Потом Эмберлин написала имя Линка и обвела в прямоугольную рамку, такую жирную, что израсходовала на это почти весь свой мелок.
Всего за неделю до смерти Линк сходил с Ноэми на выпускной бал. Строго говоря, Ноэми отказалась с ним идти, но вместо этого согласилась на антивыпускную вечеринку в лесу.
Эмберлин заметила, что между ними мелькают невидимые искры. Она спросила его, встречаются ли они, но он ничего не ответил.
Она видела, как он старается. Линк купил новый галстук – вернее, относительно новый, потому что он раздобыл его в секонд-хенде, где брал почти всю свою одежду. Пиджак он позволить себе не мог, но вместо этого нашел крутые подтяжки. С брюками пришлось повозиться: сложно было найти что-то подходящее на его высокий рост. Он купил те, которые смотрелись лучше остальных, и Эмберлин подшила штанины так, чтобы их укороченная длина казалась задумкой. Оставалось только надеяться, что Ноэми не станет смотреть на его ноги. Эмберлин помогла ему собрать еду для пикника. Ее брат радостно улыбался; он со смехом запустил кусок авокадо в ее медного цвета волосы.
Линк купил маленький букетик ярко-розовых тюльпанов, потому что заметил, что у Ноэми есть наряды этого оттенка. На большее денег у него не было: он спустил все накопления на угощения для пикника. Гвоздики были дешевле, но Эмберлин запретила ему покупать гвоздики.
Он твердо решил не курить в тот день, но еще до заката вернулся, пропахнув сигаретным дымом и с развязанным галстуком. Эмберлин спросила его, как все прошло; в ответ он лишь помотал головой и ушел наверх к себе в комнату.

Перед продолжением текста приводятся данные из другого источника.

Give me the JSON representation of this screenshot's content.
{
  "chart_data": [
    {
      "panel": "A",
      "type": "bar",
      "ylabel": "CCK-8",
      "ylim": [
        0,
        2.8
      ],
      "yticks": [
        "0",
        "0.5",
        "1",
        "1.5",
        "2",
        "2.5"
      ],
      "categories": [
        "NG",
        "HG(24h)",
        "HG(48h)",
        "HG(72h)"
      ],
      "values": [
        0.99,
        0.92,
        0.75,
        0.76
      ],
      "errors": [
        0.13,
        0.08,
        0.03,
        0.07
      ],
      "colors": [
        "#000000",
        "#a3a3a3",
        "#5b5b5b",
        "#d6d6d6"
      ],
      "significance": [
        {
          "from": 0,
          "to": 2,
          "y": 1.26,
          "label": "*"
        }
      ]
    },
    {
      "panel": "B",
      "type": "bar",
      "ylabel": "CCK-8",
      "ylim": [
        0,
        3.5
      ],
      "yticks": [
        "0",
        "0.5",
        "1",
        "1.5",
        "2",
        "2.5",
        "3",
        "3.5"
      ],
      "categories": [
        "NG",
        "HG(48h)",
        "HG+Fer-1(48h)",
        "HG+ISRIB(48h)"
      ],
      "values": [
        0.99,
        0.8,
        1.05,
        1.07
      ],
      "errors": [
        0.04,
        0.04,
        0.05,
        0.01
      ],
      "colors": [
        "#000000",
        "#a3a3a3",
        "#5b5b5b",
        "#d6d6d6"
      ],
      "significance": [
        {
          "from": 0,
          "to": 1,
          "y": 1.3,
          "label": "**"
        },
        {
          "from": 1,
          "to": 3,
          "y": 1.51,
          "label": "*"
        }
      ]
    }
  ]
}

Эмберлин была уверена, что Ноэми его отвергла. Может, ей надо было злиться на девушку, которая разбила сердце ее брата, но она и представить не могла, каково это – причинить боль дорогому человеку, а потом ни разу с ним не поговорить, потому что он умер.
Когда она подумала обо всем этом, ей стало понятно, почему Ноэми не захотела прийти на похороны. Вдобавок смерть Линка была трагической случайностью. Злиться было не на кого и некого было винить в своей боли, кроме злосчастных обстоятельств. Эмберлин держала свою скорбь внутри, и эта скорбь заполняла ее.
После школы Лайл отвезла Ноэми с Джонасом обратно в Шивери. Ноэми, не спрашиваясь, села рядом с ней. Джонас молчаливо смотрел в окно с заднего сиденья. Лайл всегда следовала примеру Ноэми, а сейчас ее подруга не мешала пассажиру предаваться собственным мыслям. Так что они ехали молча. Лайл не очень любила тишину и включила кассету The Clash. Они проехали поле с люпинами, а это значило, что вот-вот покажется узкая подъездная дорожка к «Лэмплайту». Лайл уже сворачивала на старое шоссе у гостиницы, когда Ноэми наконец заговорила:
– Может, завезем Джонаса и еще прокатимся? Я хочу тебе кое-что показать.
Она смотрела прямо перед собой, словно сама вела машину.
– Ладно. А что это?
– Тут дело не в том, что, а в том, где. – Ноэми теребила в руках фотоаппарат, который так и не вернулся в школьный кабинет.
– Звучит интересно. И слегка зловеще.
– Я не могу тебе рассказать, пока с нами Джонас.
Ноэми была не из тех, кто предпочитает вежливость честности. Она поймала взгляд Джонаса в зеркале заднего вида. Он внимательно смотрел на нее и не смутился, когда она это заметила.
– Я не буду шпионить, – мягко, не оправдываясь сказал он.
– Я об этом и не переживаю, – ответила Ноэми. – Я вообще ни о чем не переживаю. Просто это кое-что личное, и, мне кажется, Лайл поймет, почему это для меня важно. А тебе будет скучно.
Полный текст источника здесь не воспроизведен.